Code for running "Guiding Policies with Language via Meta-Learning"
Project Website: https://sites.google.com/view/lgpl
Paper: https://arxiv.org/abs/1811.07882
- Clone this repo and add the repo dir to your python path
- conda config --set restore_free_channel true
- conda env create -f docker/environment.yml
- pip install other requirementt manually
- Install https://github.com/justinjfu/doodad
- Download expert policies for minigrid pickplace and pusher
- Extract files to <REPO_DIR>/data/exps
- Tasks and their corresponding environment are generated using a context free grammar (using NLTK)
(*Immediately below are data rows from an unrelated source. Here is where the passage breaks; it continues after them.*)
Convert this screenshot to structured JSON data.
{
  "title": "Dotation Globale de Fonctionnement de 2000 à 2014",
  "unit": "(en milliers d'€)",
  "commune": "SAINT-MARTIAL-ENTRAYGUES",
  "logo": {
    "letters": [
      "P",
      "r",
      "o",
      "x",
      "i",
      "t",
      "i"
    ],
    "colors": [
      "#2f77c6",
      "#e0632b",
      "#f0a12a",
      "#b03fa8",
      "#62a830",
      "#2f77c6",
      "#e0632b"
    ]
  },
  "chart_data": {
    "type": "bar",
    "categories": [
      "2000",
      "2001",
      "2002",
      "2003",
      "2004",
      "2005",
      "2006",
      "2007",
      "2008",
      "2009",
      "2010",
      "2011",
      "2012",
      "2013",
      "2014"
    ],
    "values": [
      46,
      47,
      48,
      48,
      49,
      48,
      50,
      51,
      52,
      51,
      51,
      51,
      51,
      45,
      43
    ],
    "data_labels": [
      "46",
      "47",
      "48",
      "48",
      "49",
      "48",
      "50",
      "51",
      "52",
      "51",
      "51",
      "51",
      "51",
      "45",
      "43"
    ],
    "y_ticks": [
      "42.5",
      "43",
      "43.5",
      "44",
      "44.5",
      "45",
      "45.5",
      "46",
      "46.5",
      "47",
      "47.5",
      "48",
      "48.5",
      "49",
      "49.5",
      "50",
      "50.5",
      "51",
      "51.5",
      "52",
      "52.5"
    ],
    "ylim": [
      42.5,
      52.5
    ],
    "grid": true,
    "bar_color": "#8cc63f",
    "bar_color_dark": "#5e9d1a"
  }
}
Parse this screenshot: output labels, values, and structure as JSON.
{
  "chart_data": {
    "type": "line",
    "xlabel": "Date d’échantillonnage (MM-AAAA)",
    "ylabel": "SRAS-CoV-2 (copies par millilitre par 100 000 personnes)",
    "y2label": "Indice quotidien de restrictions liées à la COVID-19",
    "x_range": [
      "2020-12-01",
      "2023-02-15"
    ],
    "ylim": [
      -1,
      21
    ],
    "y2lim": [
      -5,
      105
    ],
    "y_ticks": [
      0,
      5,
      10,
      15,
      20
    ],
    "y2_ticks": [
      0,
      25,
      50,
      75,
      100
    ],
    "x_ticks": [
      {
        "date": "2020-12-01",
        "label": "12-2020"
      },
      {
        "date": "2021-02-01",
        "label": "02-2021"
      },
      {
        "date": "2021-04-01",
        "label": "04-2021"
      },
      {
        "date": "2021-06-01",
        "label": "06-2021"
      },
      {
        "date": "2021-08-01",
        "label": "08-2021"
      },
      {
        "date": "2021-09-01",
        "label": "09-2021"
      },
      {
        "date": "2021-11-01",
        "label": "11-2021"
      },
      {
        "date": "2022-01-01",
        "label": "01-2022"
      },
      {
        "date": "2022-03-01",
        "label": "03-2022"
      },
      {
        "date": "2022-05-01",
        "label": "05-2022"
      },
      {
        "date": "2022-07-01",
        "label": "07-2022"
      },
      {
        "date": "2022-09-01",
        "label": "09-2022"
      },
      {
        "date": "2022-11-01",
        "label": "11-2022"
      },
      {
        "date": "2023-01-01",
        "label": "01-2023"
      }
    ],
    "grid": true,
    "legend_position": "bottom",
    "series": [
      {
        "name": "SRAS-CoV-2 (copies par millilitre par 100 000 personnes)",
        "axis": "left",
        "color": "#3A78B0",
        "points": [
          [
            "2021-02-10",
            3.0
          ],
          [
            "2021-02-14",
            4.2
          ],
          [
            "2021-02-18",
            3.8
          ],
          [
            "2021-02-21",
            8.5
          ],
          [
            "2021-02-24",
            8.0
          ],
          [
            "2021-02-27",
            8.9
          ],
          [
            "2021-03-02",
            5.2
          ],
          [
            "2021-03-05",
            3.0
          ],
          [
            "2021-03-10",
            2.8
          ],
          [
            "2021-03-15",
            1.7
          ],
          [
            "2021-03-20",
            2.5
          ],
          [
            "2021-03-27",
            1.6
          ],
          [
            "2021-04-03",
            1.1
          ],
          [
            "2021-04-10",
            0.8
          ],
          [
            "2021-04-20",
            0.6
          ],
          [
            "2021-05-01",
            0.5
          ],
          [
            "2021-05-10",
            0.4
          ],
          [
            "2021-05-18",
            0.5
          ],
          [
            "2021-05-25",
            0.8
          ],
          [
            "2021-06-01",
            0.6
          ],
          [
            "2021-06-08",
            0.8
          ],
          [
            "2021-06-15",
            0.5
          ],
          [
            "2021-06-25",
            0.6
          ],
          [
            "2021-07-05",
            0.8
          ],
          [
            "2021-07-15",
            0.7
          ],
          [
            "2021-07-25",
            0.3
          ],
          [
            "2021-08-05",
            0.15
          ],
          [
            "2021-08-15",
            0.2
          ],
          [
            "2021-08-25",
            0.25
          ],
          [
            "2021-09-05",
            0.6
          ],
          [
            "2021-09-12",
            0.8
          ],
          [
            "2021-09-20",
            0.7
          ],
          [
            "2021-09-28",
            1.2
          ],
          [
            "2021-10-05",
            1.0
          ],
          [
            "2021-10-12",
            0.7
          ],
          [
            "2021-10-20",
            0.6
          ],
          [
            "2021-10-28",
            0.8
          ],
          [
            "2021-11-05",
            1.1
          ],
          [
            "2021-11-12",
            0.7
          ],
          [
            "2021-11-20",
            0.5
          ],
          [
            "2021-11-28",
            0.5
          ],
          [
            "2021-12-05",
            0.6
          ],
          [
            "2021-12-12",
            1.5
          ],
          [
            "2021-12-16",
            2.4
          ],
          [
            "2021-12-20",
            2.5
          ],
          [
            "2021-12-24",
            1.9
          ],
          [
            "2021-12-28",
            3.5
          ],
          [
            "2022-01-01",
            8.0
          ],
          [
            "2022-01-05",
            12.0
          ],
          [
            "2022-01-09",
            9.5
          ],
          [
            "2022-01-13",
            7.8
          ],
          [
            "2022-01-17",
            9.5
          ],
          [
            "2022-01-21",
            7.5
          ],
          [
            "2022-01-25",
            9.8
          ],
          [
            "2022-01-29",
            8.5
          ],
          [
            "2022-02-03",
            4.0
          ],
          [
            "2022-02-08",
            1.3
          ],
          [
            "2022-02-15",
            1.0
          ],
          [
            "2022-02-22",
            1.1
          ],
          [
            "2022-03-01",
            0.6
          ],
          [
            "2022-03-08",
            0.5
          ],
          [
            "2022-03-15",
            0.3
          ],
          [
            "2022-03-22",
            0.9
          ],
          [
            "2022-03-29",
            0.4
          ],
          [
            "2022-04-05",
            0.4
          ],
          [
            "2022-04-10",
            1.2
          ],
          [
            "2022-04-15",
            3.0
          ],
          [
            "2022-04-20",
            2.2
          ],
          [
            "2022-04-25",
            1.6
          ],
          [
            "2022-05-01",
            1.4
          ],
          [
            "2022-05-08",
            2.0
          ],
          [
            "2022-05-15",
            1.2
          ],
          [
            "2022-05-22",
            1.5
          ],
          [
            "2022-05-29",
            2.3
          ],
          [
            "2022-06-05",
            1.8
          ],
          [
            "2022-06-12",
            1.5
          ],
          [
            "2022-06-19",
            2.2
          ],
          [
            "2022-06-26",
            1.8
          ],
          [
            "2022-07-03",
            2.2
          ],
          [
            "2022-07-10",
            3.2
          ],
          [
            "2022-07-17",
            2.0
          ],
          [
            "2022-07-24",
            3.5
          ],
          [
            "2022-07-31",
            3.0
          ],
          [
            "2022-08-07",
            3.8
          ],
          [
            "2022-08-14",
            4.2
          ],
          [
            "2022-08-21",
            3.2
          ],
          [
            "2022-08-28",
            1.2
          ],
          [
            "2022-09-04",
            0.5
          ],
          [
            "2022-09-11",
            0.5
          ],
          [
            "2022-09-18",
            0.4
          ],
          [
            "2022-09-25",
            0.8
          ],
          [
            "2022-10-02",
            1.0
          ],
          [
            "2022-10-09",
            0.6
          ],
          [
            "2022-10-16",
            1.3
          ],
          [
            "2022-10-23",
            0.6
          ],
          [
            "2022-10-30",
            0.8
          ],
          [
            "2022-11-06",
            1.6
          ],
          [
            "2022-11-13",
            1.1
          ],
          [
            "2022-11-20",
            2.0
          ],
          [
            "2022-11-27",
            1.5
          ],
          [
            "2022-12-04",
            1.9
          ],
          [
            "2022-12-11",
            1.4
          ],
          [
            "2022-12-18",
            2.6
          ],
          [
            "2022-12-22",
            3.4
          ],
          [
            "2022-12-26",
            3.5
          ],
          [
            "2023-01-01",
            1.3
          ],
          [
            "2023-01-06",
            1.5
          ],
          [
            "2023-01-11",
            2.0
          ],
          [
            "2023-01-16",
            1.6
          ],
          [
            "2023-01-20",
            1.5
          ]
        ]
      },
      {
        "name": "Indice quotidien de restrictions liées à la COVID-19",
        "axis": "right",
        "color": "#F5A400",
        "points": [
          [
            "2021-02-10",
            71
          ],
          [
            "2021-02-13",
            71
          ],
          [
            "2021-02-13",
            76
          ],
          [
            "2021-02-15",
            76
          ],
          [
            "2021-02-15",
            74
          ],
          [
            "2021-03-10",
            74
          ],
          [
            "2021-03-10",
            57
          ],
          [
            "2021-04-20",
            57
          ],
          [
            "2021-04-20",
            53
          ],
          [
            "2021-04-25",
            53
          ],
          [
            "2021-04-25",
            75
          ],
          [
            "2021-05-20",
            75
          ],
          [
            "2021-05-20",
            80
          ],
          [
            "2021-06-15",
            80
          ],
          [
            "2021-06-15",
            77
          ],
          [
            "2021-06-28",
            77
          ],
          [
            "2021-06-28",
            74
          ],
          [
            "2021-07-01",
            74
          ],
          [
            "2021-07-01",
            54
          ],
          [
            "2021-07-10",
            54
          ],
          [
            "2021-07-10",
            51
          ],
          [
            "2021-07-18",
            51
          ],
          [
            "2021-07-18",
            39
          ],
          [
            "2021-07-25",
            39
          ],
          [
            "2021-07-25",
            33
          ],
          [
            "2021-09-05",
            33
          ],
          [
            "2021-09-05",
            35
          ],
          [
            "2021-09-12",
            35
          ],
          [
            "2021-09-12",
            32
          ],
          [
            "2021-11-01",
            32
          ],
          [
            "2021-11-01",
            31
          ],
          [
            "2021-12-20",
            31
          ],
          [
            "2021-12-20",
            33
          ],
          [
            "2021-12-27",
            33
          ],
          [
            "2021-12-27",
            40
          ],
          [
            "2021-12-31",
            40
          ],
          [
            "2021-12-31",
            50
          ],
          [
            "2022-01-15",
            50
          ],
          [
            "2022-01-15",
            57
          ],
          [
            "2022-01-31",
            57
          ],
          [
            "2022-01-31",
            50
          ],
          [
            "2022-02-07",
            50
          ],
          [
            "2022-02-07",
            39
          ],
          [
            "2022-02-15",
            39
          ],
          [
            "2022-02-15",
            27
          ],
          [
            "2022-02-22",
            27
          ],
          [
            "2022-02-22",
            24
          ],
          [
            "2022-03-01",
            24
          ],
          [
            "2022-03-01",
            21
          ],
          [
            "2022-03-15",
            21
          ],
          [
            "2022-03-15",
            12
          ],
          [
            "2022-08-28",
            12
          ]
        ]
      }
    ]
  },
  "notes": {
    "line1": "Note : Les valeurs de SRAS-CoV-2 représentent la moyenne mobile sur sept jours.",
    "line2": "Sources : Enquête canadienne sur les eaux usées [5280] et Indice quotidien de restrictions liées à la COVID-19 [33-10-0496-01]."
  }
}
- Existing task data is provided in env_data
- To make modifications to the tasks and generate your own env data, modify either lgpl/language/minigrid_grammar.py or lgpl/language/pusher/pusher_env3.py
- Envs are registered in lgpl/envs/gym_minigrid/envs/six_room_abs_pickplace.py and lgplg/envs/pusher/pusher_env3.py
- For pusher, modify the texture file path in lgpl/envs/assets/pusher_env2.xml to the correct absolute path of lgpl/envs/assets/marble_texture_006.png
- Saved expert policies will be in data/exps/minigrid/pickplace9 and data/exps/pusher/pusher3v4-expert1 after downloading and extracting
- To train your own expert policies use
python exps/minigrid/train_experts.py
python exps/pusher/train_experts.py
- Minigrid pickplace has 3240 tasks and pusher has 1000 tasks so this can be parallelized on for example 4 CPUs by launching
python exps/minigrid/train_experts.py --exp_id_start 0 --exp_id_stride 4
python exps/minigrid/train_experts.py --exp_id_start 1 --exp_id_stride 4
python exps/minigrid/train_experts.py --exp_id_start 2 --exp_id_stride 4
python exps/minigrid/train_experts.py --exp_id_start 3 --exp_id_stride 4
such that each python process will train experts on every 4th tasks starting at different offsets.
- Train the model using:
python exps/minigrid/train_lgpl.py
python exps/pusher/train_lgpl.py
which which load in the saved expert policies and check each one is successful before training the model.
- Data is logged by default to data/exps/tmp and can be visualized with https://github.com/vitchyr/viskit python viskit/frontend.py <exp_dir>
- Number of envs can be reduced with the n_envs arg for quicker debugging.